= Georgina Chang =

Singaporean journalist

Georgina Chang is a Singaporean who used to head Mediacorp's The Celebrity Agency. She has left Mediacorp since then. She is also a former radio personality, television broadcaster, and newspaper columnist. Chang was also the vice-president of Mediacorp's English Programming (Music), Radio, and the creative director of Singapore radio stations Lush 99.5FM (till 31 August 2017 before it ceased operations due to low listenership) and 987FM.

== Career ==
Chang studied at CHIJ Katong Convent and Victoria Junior College before embarking on a career as a radio DJ for the first 24-hour music station in Singapore. She then hosted Singapore's longest-running variety TV show as well as year-end countdown shows for the terrestrial television station now known as MediaCorp TV.

Chang joined STAR television's Channel V in Hong Kong and was an anchor for the daily music news program. She joined NBC Asia for a year before returning to Mediacorp, where she became the programming director for 98.7FM. Chang left the station in 2001.

Chang has also written various columns and travel stories for the Today, The Star newspaper, Her World magazine, Men's Health, Silkwinds and 8 Days magazine.
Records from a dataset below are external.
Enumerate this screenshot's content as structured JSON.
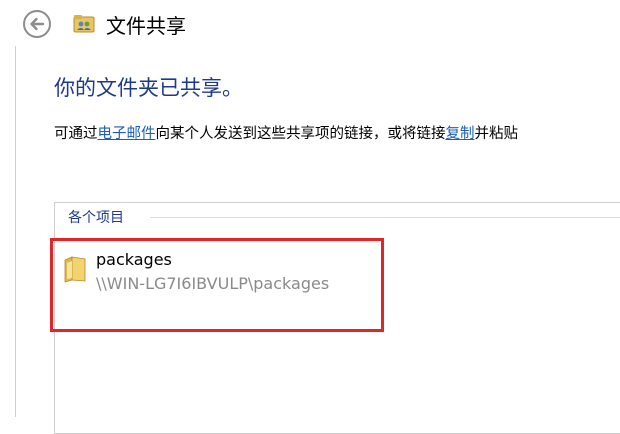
{
  "window": {
    "title": "文件共享",
    "back_icon": "back-arrow-icon",
    "title_icon": "file-share-icon"
  },
  "main": {
    "heading": "你的文件夹已共享。",
    "description": {
      "part1": "可通过",
      "link_email": "电子邮件",
      "part2": "向某个人发送到这些共享项的链接，或将链接",
      "link_copy": "复制",
      "part3": "并粘贴"
    },
    "items_header": "各个项目",
    "items": [
      {
        "name": "packages",
        "path": "\\\\WIN-LG7I6IBVULP\\packages",
        "icon": "folder-icon"
      }
    ]
  },
  "colors": {
    "heading": "#1e3a8a",
    "link": "#1c5fb4",
    "highlight": "#e0262a"
  }
}
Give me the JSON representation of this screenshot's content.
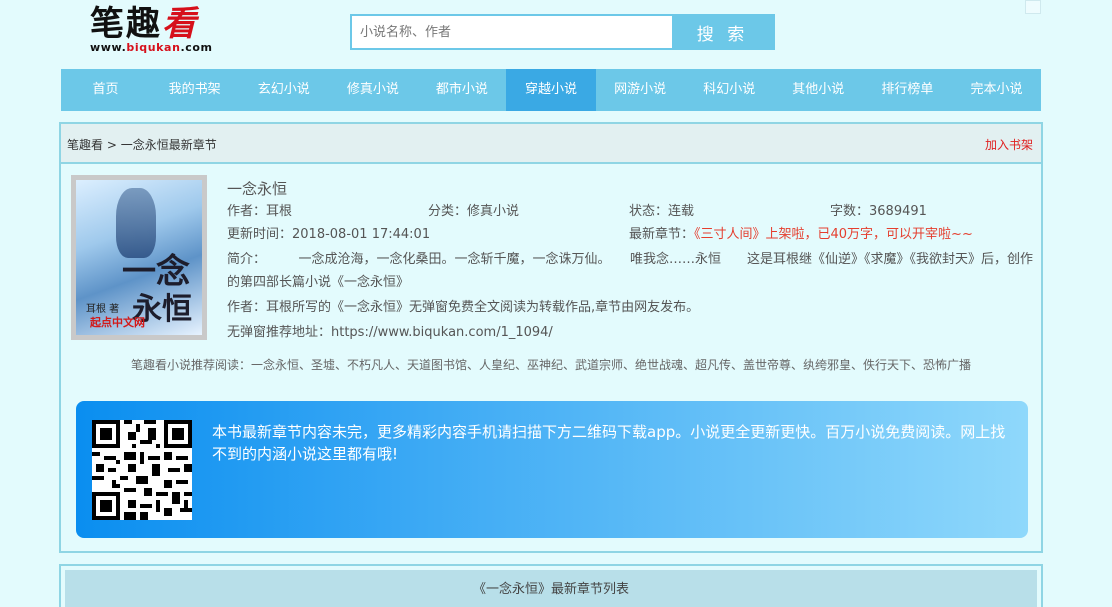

Chang was a tennis presenter and reporter on Star Sports, hosting ACE, a weekly tennis show. She was also the on-site presenter and reporter for the World Pool Championships and the on-site presenter for the Asian 9 Ball Tour. She left Star Sports in 2009.

Chang returned to Mediacorp in 2009 and held the position of senior creative director for 987FM and Lush 99.5FM.

In 2015, Chang was the head of The Celebrity Agency.

== Personal life ==
Chang was married to television host Darryl David in 1998 but they have since divorced.